Variation in emission metrics due to variation in CO2 and temperature impulse response functions

D. J. L. Olivié and G. P. Peters

Abstract. Emission metrics are used to compare the climate effect of the emission of different species, such as carbon dioxide (CO2) and methane (CH4). The most common metrics use linear impulse response functions (IRFs) derived from a single more complex model. There is currently little understanding on how IRFs vary across models, and how the model variation propagates into the metric values.

In this study, we first derive CO2 and temperature IRFs for a large number of complex models participating in different intercomparison exercises, synthesizing the results in distributions representing the variety in behaviour. The derived IRF distributions differ considerably, which is partially related to differences among the underlying models, and partially to the specificity of the scenarios used (experimental setup).

In a second part of the study, we investigate how differences among the IRFs impact the estimates of global warming potential (GWP), global temperature change potential (GTP) and integrated global temperature change potential (iGTP) for time horizons between 20 and 500 yr.

Within each derived CO2 IRF distribution, underlying model differences give similar spreads on the metrics in the range of −20 to +40% (5–95% spread), and these spreads are similar among the three metrics.

GTP and iGTP metrics are also impacted by variation in the temperature IRF. For GTP, this impact depends strongly on the lifetime of the species and the time horizon. The GTP of black carbon shows spreads of up to −60 to +80% for time horizons to 100 yr, and even larger spreads for longer time horizons. For CH4 the impact from variation in the temperature IRF is still large, but it becomes smaller for longer-lived species. The impact from variation in the temperature IRF on iGTP is small and falls within a range of ±10% for all species and time horizons considered here.
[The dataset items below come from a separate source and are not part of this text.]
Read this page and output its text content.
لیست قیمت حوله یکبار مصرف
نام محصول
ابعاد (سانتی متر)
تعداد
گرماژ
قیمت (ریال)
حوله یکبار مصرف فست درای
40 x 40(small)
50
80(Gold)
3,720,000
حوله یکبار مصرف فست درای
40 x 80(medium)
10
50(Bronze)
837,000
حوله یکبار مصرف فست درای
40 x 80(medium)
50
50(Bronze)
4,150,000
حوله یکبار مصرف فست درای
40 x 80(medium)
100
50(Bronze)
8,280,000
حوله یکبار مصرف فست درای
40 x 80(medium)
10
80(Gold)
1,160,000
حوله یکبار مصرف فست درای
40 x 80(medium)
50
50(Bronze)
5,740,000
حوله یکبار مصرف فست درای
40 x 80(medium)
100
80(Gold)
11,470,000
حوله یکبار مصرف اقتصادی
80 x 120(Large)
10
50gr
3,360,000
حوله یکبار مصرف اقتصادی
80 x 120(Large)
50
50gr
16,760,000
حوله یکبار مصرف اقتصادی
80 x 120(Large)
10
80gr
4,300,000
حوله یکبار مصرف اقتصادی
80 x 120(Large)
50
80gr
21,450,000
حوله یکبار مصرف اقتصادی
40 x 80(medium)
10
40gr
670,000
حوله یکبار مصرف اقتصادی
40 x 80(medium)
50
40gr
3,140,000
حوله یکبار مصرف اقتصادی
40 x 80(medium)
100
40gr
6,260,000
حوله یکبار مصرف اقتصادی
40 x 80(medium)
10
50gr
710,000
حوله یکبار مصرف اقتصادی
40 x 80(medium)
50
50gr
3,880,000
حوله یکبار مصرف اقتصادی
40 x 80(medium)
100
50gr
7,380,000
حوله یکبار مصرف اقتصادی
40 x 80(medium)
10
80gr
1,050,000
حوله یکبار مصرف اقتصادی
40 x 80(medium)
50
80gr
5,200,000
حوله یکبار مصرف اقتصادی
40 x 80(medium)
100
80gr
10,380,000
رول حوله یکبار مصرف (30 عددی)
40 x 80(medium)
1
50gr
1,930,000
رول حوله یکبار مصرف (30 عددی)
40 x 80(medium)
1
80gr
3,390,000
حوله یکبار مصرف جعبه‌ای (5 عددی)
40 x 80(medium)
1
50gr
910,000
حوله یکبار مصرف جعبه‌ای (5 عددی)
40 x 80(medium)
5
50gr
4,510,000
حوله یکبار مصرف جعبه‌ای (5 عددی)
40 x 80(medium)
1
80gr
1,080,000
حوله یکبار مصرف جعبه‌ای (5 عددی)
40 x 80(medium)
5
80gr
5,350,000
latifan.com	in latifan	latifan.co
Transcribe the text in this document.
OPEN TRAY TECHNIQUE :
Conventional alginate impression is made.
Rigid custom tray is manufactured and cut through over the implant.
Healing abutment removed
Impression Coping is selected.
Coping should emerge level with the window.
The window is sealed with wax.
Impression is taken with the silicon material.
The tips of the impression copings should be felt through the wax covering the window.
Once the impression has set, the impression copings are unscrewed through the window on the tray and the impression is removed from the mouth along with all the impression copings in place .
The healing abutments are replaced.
We have used the available data to estimate the IRFs, but we suggest the use of tailored intercomparison projects specific for IRFs in emission metrics. Intercomparison projects are an effective means to derive an IRF and its model spread for use in metrics, but more detailed analysis is required to explore a wider range of uncertainties. Further work can reveal which parameters in each IRF lead to the largest uncertainties, and this information may be used to reduce the uncertainty in metric values.